Lovendaal, G.W.
Gijsbertus Wilhelmus Lovendaal, Nederlands dichter (Nijmegen 11.2.1847 – Grave 18.1.1939). Lovendaal volgde een onderwijzersopleiding en werd in 1865 onderwijzer in Bemmel en vervolgens vanaf 1876 schoolhoofd in Cuyk.
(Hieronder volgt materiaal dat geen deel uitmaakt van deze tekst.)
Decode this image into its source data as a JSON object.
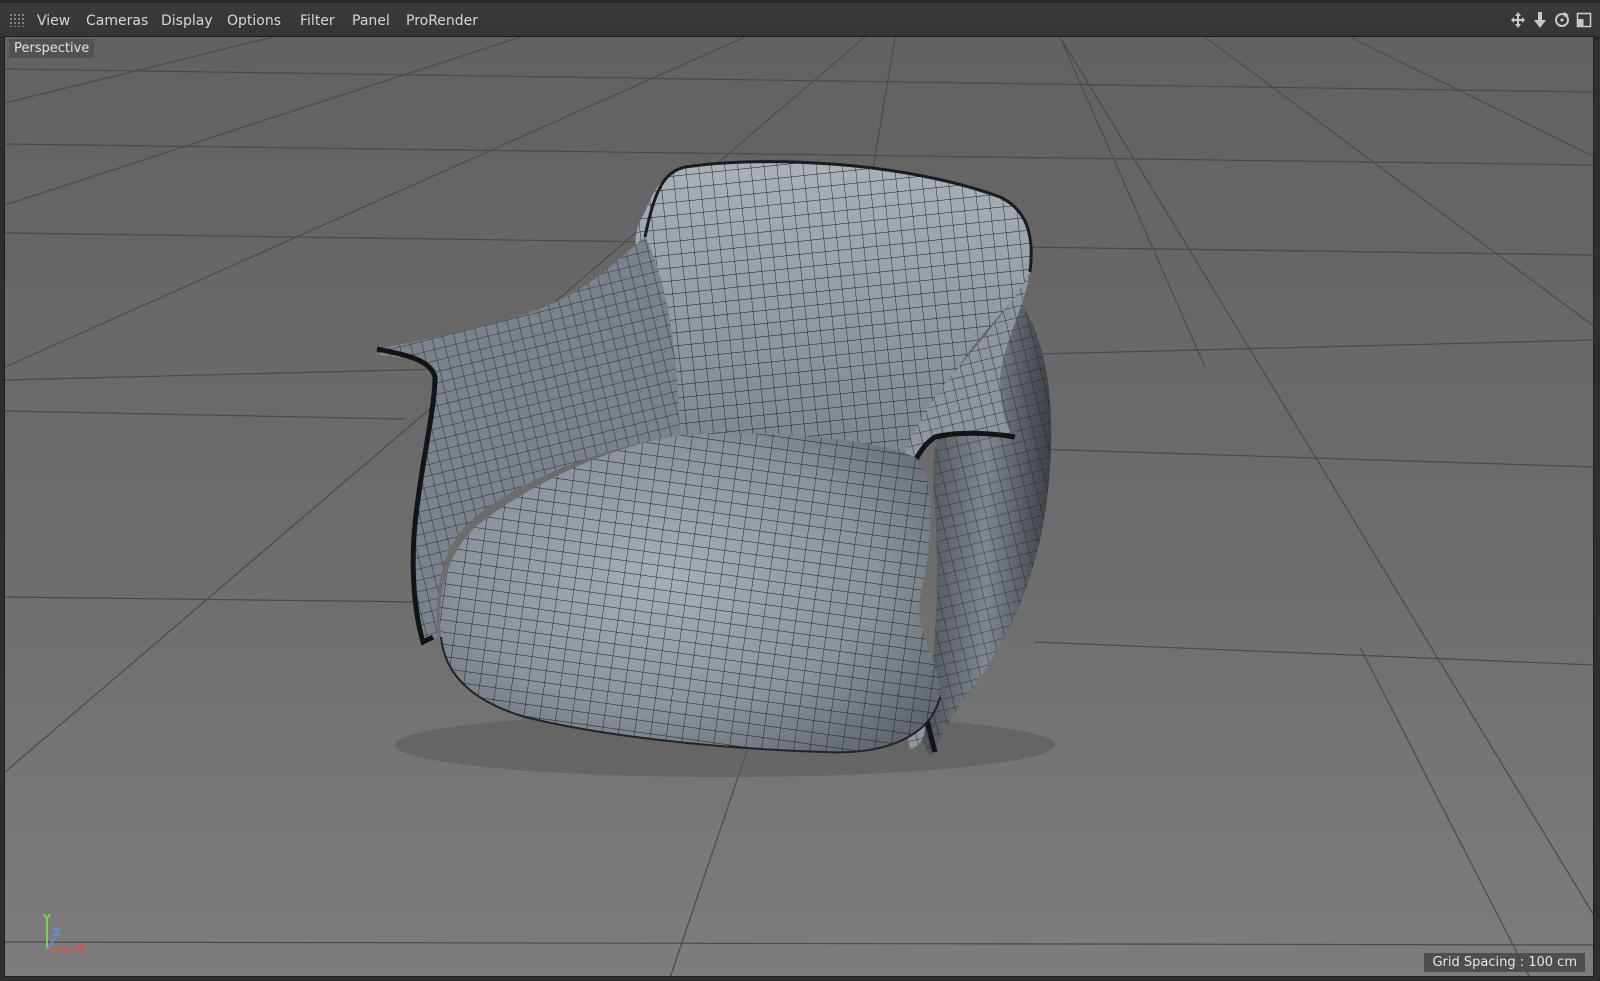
{
  "menubar": {
    "items": [
      {
        "label": "View"
      },
      {
        "label": "Cameras"
      },
      {
        "label": "Display"
      },
      {
        "label": "Options"
      },
      {
        "label": "Filter"
      },
      {
        "label": "Panel"
      },
      {
        "label": "ProRender"
      }
    ],
    "icons": [
      "move-view-icon",
      "zoom-view-icon",
      "rotate-view-icon",
      "toggle-layout-icon"
    ]
  },
  "viewport": {
    "camera_label": "Perspective",
    "grid_spacing": "Grid Spacing : 100 cm",
    "axis_labels": {
      "x": "X",
      "y": "Y",
      "z": "Z"
    }
  },
  "colors": {
    "background_top": "#656565",
    "background_bottom": "#7b7b7b",
    "grid_line": "#4a4a4a",
    "mesh_surface": "#8a939c",
    "wireframe": "#15181b",
    "axis_x": "#e0504a",
    "axis_y": "#7dd04a",
    "axis_z": "#6a8bd8"
  }
}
Daarna vestigde hij zich in Grave, waar hij van 1883 tot 1930 directeur van de gemeentelijke tekenschool was.
In 1879 debuteerde hij met een bundel kinderliederen onder de titel Lentedagen. Hij werd bekend met Lied der liefde (1880), een bundel minnedichten voor volwassenen die door Busken Huet lovend werd besproken. Zijn bundels volksliedjes Licht geluid (1910) en Frissche wind (1921) passen meer in de traditie van de negentiende-eeuwers Beets, Van Lennep en De Schoolmeester, dan in die van zijn tijdgenoten, de Tachtigers. Een aantal van deze volksliedjes werd op muziek gezet. Zijn dichtstuk Magen en Hilda (1885) is gebaseerd op een oude stamsage.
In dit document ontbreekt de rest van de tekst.